= Florida Small Business Development Center Network =

The Florida SBDC Network has more than 40 offices and provides tools, training, and resources to small businesses.

== History ==
The FSBDC was founded at the University of West Florida in 1976 as one of the eight original state-based Small Business Development Center pilots funded by the U.S. Small Business Administration. Other participating schools in the program were California State Polytechnic University at Pomona, California State University at Chico, The University of Georgia, University of Missouri, the University of Nebraska at Omaha, Rutgers University and the University of Southern Maine. The schools were chosen based on their pre-existing efforts to further the business community in their areas.

The goal of these SBDC pilots was to link the state's higher education system to community outreach, specifically to aid in the development and education of Florida's entrepreneurs and small business community. Today, the FSBDC is one of the 63 SBA funded SBDC programs located in every state and US territory.

The FSBDC began with two centers in its first year of operation. It has since grown to a statewide network of over 35 centers. These centers are partnered with universities, colleges, and other economic organizations. Additionally, they have over 60 outreach locations to provide entrepreneurial services on an as-needed basis in rural and outlying areas.

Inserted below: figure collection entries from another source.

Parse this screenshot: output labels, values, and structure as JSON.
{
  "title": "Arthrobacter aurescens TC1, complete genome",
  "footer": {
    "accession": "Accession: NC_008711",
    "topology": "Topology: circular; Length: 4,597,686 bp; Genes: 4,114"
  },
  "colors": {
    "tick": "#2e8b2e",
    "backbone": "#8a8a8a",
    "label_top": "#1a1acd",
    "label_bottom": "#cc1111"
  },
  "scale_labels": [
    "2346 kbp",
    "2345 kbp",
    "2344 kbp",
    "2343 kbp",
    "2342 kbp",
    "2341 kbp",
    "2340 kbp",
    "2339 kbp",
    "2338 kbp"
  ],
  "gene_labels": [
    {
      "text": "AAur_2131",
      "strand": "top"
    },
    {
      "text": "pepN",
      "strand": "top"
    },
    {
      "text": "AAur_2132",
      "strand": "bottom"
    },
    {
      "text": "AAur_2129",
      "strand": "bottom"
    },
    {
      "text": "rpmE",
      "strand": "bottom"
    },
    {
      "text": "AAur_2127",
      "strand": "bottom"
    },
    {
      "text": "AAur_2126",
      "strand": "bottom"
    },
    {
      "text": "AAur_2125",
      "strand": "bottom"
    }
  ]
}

The FSBDC is state designated as Florida's Principal Provider of Business Assistance and is the only statewide provider of entrepreneurial services in Florida.

==Support and funding==
The Florida SBDC Network is funded in part by the U.S. Small Business Administration (SBA), Defense Logistics Agency, the State of Florida, and other private and public partners, with the University of West Florida serving as the Network's designated lead host institution. The Florida SBDC Network is nationally accredited by the Association of SBDCs (Florida Small Business Development Center).

==Services==

The Florida SBDC's primary services:
- Consulting: one-on-one, confidential business development consulting provided at no cost
- Training entrepreneurial, business, and management development training
- Informational: access to business information and research

Services include:
- Start-up Assistance
- Business Plan Assistance
- Strategic Plan Assistance
- Market/Sales Growth Assistance (including International Trade, Government Contracting, Business Continuation, and Growth Acceleration)
- Financial and Capital Access Assistance
- Cash Flow Management Assistance

==Small business classifications==

Florida SBDCs serve the needs of organizations that meet the definition of a small business. The FSBDCN separates small businesses into four markets: pre-venture individuals, start-up businesses, micro businesses, and small and medium-sized enterprises.

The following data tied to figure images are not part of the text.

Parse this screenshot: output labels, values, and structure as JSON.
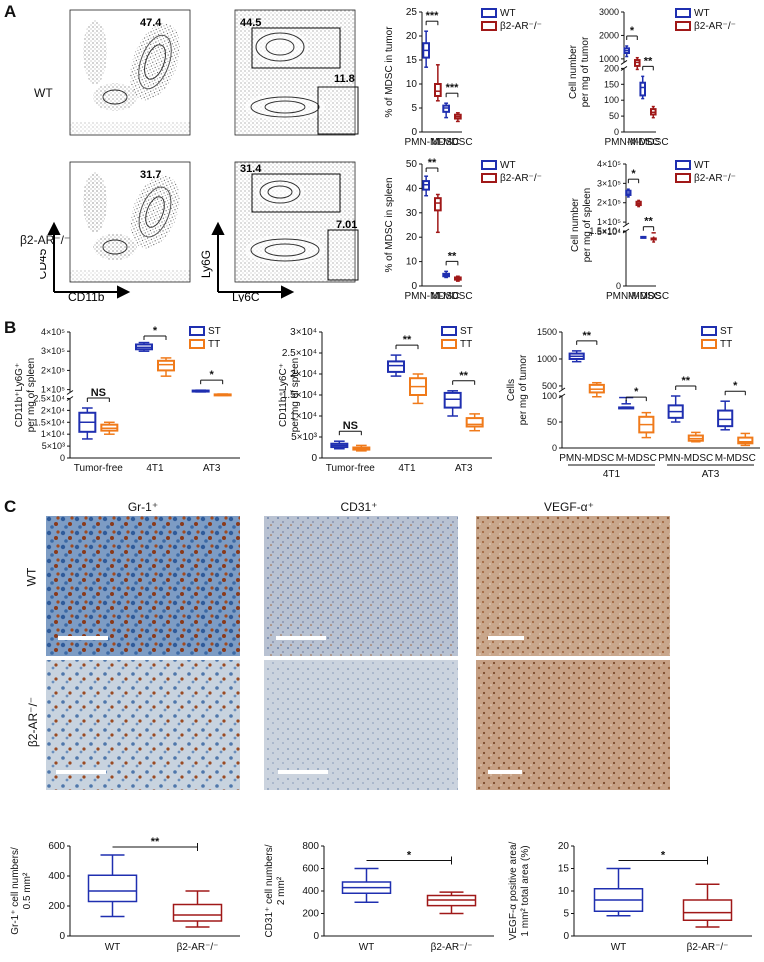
{
  "panel_labels": {
    "a": "A",
    "b": "B",
    "c": "C"
  },
  "flow": {
    "row_labels": [
      "WT",
      "β2-AR⁻/⁻"
    ],
    "axes": {
      "cd45": "CD45",
      "cd11b": "CD11b",
      "ly6g": "Ly6G",
      "ly6c": "Ly6C"
    },
    "gates": {
      "wt_cd11b": "47.4",
      "wt_ly6g": "44.5",
      "wt_ly6c": "11.8",
      "ko_cd11b": "31.7",
      "ko_ly6g": "31.4",
      "ko_ly6c": "7.01"
    }
  },
  "histology": {
    "columns": [
      "Gr-1⁺",
      "CD31⁺",
      "VEGF-α⁺"
    ],
    "rows": [
      "WT",
      "β2-AR⁻/⁻"
    ]
  },
  "colors": {
    "blue": "#1f2fb0",
    "red": "#a01818",
    "orange": "#f07a1a"
  },
  "chart_data": [
    {
      "type": "box",
      "id": "A1",
      "ylabel": "% of MDSC in tumor",
      "categories": [
        "PMN-MDSC",
        "M-MDSC"
      ],
      "legend": [
        "WT",
        "β2-AR⁻/⁻"
      ],
      "ylim": [
        0,
        25
      ],
      "yticks": [
        0,
        5,
        10,
        15,
        20,
        25
      ],
      "series": [
        {
          "name": "WT",
          "boxes": [
            [
              13.5,
              15.5,
              17,
              18.5,
              21
            ],
            [
              3,
              4.2,
              5,
              5.5,
              6
            ]
          ]
        },
        {
          "name": "β2-AR⁻/⁻",
          "boxes": [
            [
              6.5,
              7.5,
              8.5,
              10,
              14
            ],
            [
              2.2,
              2.8,
              3.2,
              3.6,
              4
            ]
          ]
        }
      ],
      "significance": [
        "***",
        "***"
      ]
    },
    {
      "type": "box",
      "id": "A2",
      "ylabel": "Cell number per mg of tumor",
      "categories": [
        "PMN-MDSC",
        "M-MDSC"
      ],
      "legend": [
        "WT",
        "β2-AR⁻/⁻"
      ],
      "axis_break": true,
      "upper_ticks": [
        1000,
        2000,
        3000
      ],
      "lower_ticks": [
        0,
        50,
        100,
        150,
        200
      ],
      "series": [
        {
          "name": "WT",
          "boxes": [
            [
              1100,
              1250,
              1350,
              1450,
              1550
            ],
            [
              105,
              115,
              140,
              155,
              175
            ]
          ]
        },
        {
          "name": "β2-AR⁻/⁻",
          "boxes": [
            [
              550,
              700,
              850,
              950,
              1050
            ],
            [
              45,
              55,
              62,
              72,
              80
            ]
          ]
        }
      ],
      "significance": [
        "*",
        "**"
      ]
    },
    {
      "type": "box",
      "id": "A3",
      "ylabel": "% of MDSC in spleen",
      "categories": [
        "PMN-MDSC",
        "M-MDSC"
      ],
      "legend": [
        "WT",
        "β2-AR⁻/⁻"
      ],
      "ylim": [
        0,
        50
      ],
      "yticks": [
        0,
        10,
        20,
        30,
        40,
        50
      ],
      "series": [
        {
          "name": "WT",
          "boxes": [
            [
              37,
              39.5,
              41.5,
              43,
              45
            ],
            [
              3.5,
              4,
              4.5,
              5,
              6
            ]
          ]
        },
        {
          "name": "β2-AR⁻/⁻",
          "boxes": [
            [
              22,
              31,
              34,
              36,
              37.5
            ],
            [
              2,
              2.6,
              3,
              3.5,
              4
            ]
          ]
        }
      ],
      "significance": [
        "**",
        "**"
      ]
    },
    {
      "type": "box",
      "id": "A4",
      "ylabel": "Cell number per mg of spleen",
      "categories": [
        "PMN-MDSC",
        "M-MDSC"
      ],
      "legend": [
        "WT",
        "β2-AR⁻/⁻"
      ],
      "axis_break": true,
      "upper_ticks": [
        "1×10⁵",
        "2×10⁵",
        "3×10⁵",
        "4×10⁵"
      ],
      "lower_ticks": [
        "0",
        "5×10⁴",
        "1.5×10⁴"
      ],
      "series": [
        {
          "name": "WT",
          "boxes": [
            [
              230000,
              240000,
              250000,
              262000,
              270000
            ],
            [
              20000,
              21000,
              22000,
              23500,
              24500
            ]
          ]
        },
        {
          "name": "β2-AR⁻/⁻",
          "boxes": [
            [
              180000,
              188000,
              196000,
              205000,
              212000
            ],
            [
              12000,
              13500,
              14500,
              15500,
              17000
            ]
          ]
        }
      ],
      "significance": [
        "*",
        "**"
      ]
    },
    {
      "type": "box",
      "id": "B1",
      "ylabel": "CD11b⁺Ly6G⁺ per mg of spleen",
      "categories": [
        "Tumor-free",
        "4T1",
        "AT3"
      ],
      "legend": [
        "ST",
        "TT"
      ],
      "axis_break": true,
      "upper_ticks": [
        "1×10⁵",
        "2×10⁵",
        "3×10⁵",
        "4×10⁵"
      ],
      "lower_ticks": [
        "0",
        "5×10³",
        "1×10⁴",
        "1.5×10⁴",
        "2×10⁴",
        "2.5×10⁴"
      ],
      "series": [
        {
          "name": "ST",
          "boxes": [
            [
              8000,
              11000,
              15000,
              19000,
              21000
            ],
            [
              300000,
              310000,
              320000,
              335000,
              345000
            ],
            [
              88000,
              90000,
              92000,
              95000,
              97000
            ]
          ]
        },
        {
          "name": "TT",
          "boxes": [
            [
              10000,
              11500,
              12500,
              14000,
              15000
            ],
            [
              170000,
              200000,
              230000,
              250000,
              265000
            ],
            [
              70000,
              72000,
              74000,
              75000,
              77000
            ]
          ]
        }
      ],
      "significance": [
        "NS",
        "*",
        "*"
      ]
    },
    {
      "type": "box",
      "id": "B2",
      "ylabel": "CD11b⁺Ly6C⁺ per mg of spleen",
      "categories": [
        "Tumor-free",
        "4T1",
        "AT3"
      ],
      "legend": [
        "ST",
        "TT"
      ],
      "ylim": [
        0,
        30000
      ],
      "yticks": [
        "0",
        "5×10³",
        "1×10⁴",
        "1.5×10⁴",
        "2×10⁴",
        "2.5×10⁴",
        "3×10⁴"
      ],
      "series": [
        {
          "name": "ST",
          "boxes": [
            [
              2200,
              2600,
              3000,
              3400,
              4000
            ],
            [
              19500,
              20500,
              22000,
              23000,
              24500
            ],
            [
              10000,
              12000,
              14000,
              15500,
              16000
            ]
          ]
        },
        {
          "name": "TT",
          "boxes": [
            [
              1700,
              2000,
              2200,
              2500,
              3000
            ],
            [
              13000,
              15000,
              17000,
              19000,
              20000
            ],
            [
              6500,
              7500,
              8000,
              9500,
              10500
            ]
          ]
        }
      ],
      "significance": [
        "NS",
        "**",
        "**"
      ]
    },
    {
      "type": "box",
      "id": "B3",
      "ylabel": "Cells per mg of tumor",
      "categories": [
        "PMN-MDSC",
        "M-MDSC",
        "PMN-MDSC",
        "M-MDSC"
      ],
      "groups": [
        "4T1",
        "AT3"
      ],
      "legend": [
        "ST",
        "TT"
      ],
      "axis_break": true,
      "upper_ticks": [
        500,
        1000,
        1500
      ],
      "lower_ticks": [
        0,
        50,
        100
      ],
      "series": [
        {
          "name": "ST",
          "boxes": [
            [
              950,
              1000,
              1050,
              1100,
              1150
            ],
            [
              85,
              92,
              97,
              102,
              108
            ],
            [
              50,
              58,
              70,
              82,
              100
            ],
            [
              35,
              42,
              55,
              72,
              90
            ]
          ]
        },
        {
          "name": "TT",
          "boxes": [
            [
              300,
              380,
              440,
              520,
              560
            ],
            [
              20,
              30,
              45,
              60,
              68
            ],
            [
              12,
              14,
              18,
              24,
              30
            ],
            [
              5,
              9,
              12,
              20,
              28
            ]
          ]
        }
      ],
      "significance": [
        "**",
        "*",
        "**",
        "*"
      ]
    },
    {
      "type": "box",
      "id": "C1",
      "ylabel": "Gr-1⁺ cell numbers/ 0.5 mm²",
      "categories": [
        "WT",
        "β2-AR⁻/⁻"
      ],
      "ylim": [
        0,
        600
      ],
      "yticks": [
        0,
        200,
        400,
        600
      ],
      "series": [
        {
          "name": "WT",
          "boxes": [
            [
              130,
              230,
              300,
              405,
              540
            ]
          ]
        },
        {
          "name": "β2-AR⁻/⁻",
          "boxes": [
            [
              60,
              100,
              140,
              210,
              300
            ]
          ]
        }
      ],
      "significance": [
        "**"
      ]
    },
    {
      "type": "box",
      "id": "C2",
      "ylabel": "CD31⁺ cell numbers/ 2 mm²",
      "categories": [
        "WT",
        "β2-AR⁻/⁻"
      ],
      "ylim": [
        0,
        800
      ],
      "yticks": [
        0,
        200,
        400,
        600,
        800
      ],
      "series": [
        {
          "name": "WT",
          "boxes": [
            [
              300,
              380,
              430,
              480,
              600
            ]
          ]
        },
        {
          "name": "β2-AR⁻/⁻",
          "boxes": [
            [
              200,
              270,
              320,
              360,
              390
            ]
          ]
        }
      ],
      "significance": [
        "*"
      ]
    },
    {
      "type": "box",
      "id": "C3",
      "ylabel": "VEGF-α positive area/ 1 mm² total area (%)",
      "categories": [
        "WT",
        "β2-AR⁻/⁻"
      ],
      "ylim": [
        0,
        20
      ],
      "yticks": [
        0,
        5,
        10,
        15,
        20
      ],
      "series": [
        {
          "name": "WT",
          "boxes": [
            [
              4.5,
              5.5,
              8,
              10.5,
              15
            ]
          ]
        },
        {
          "name": "β2-AR⁻/⁻",
          "boxes": [
            [
              2,
              3.5,
              5.2,
              8,
              11.5
            ]
          ]
        }
      ],
      "significance": [
        "*"
      ]
    }
  ]
}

1. Pre-Venture Individuals are defined as individuals exploring the possibility of starting a new business. They have no employees, no sales, and have not secured financing.
2. Start-up businesses are defined as individuals in business for less than three years. They are defined by the amount of time they have been in business and not by their employment of revenues. They are generally in the phase of development with prospects for growth.
3. Micro businesses are defined as businesses operating for three or more years with fewer than five full-time employees. They are beyond the phases of development with promise for growth in employment and revenue.
4. Small and medium size enterprises have been in business for three or more years with 5 or more full-time employees.

==Accreditation==
The FSBDC has been designated by the state of Florida as the principal provider of business assistance in the state. The FSBDC is accredited by the National Association of Small Business Development Centers.

Additionally, the FSBDC requires all business consultants to undergo training to be certified as business analysts for the organization. Consultants are chosen based on their education and business experience. These Certified Business Analysts (CBAs) are also required to attend training sessions to renew their certification every three years.

==Impact and reach==
In 2020, the Florida SBDC Network delivered more than 162,500 hours of consulting to more than 24,000 small businesses, resulting in 38,797 jobs impacted, $7.4 billion in sales generated, $553.5 million in capital accessed, and $488.1 million in government contracts acquired.

A recent independent survey, the Economic Impact of the SBDC Business Development Activities on the Florida Economy, the Florida SBDC Network returns $60 to the state economy for every $1 invested.

==State office==
The State Office was established in Pensacola after one of the eight original SBDC pilots were started at the University of West Florida (UWF). UWF is the lead host institution in the Florida SBDC Network. While each SBDC must report to its host institution, all centers must report to the State Office in Pensacola.
The State Office is responsible for all the programmatic activities and financial reporting to partners. The State Office works directly with all funding partners to ensure each of the offices in Florida are properly allocating the funding given to them.

UWF has primary responsibility for administering the Florida SBDC Network Program and providing leadership, administrative services, and coordination with the SBA through the Cooperative Agreement.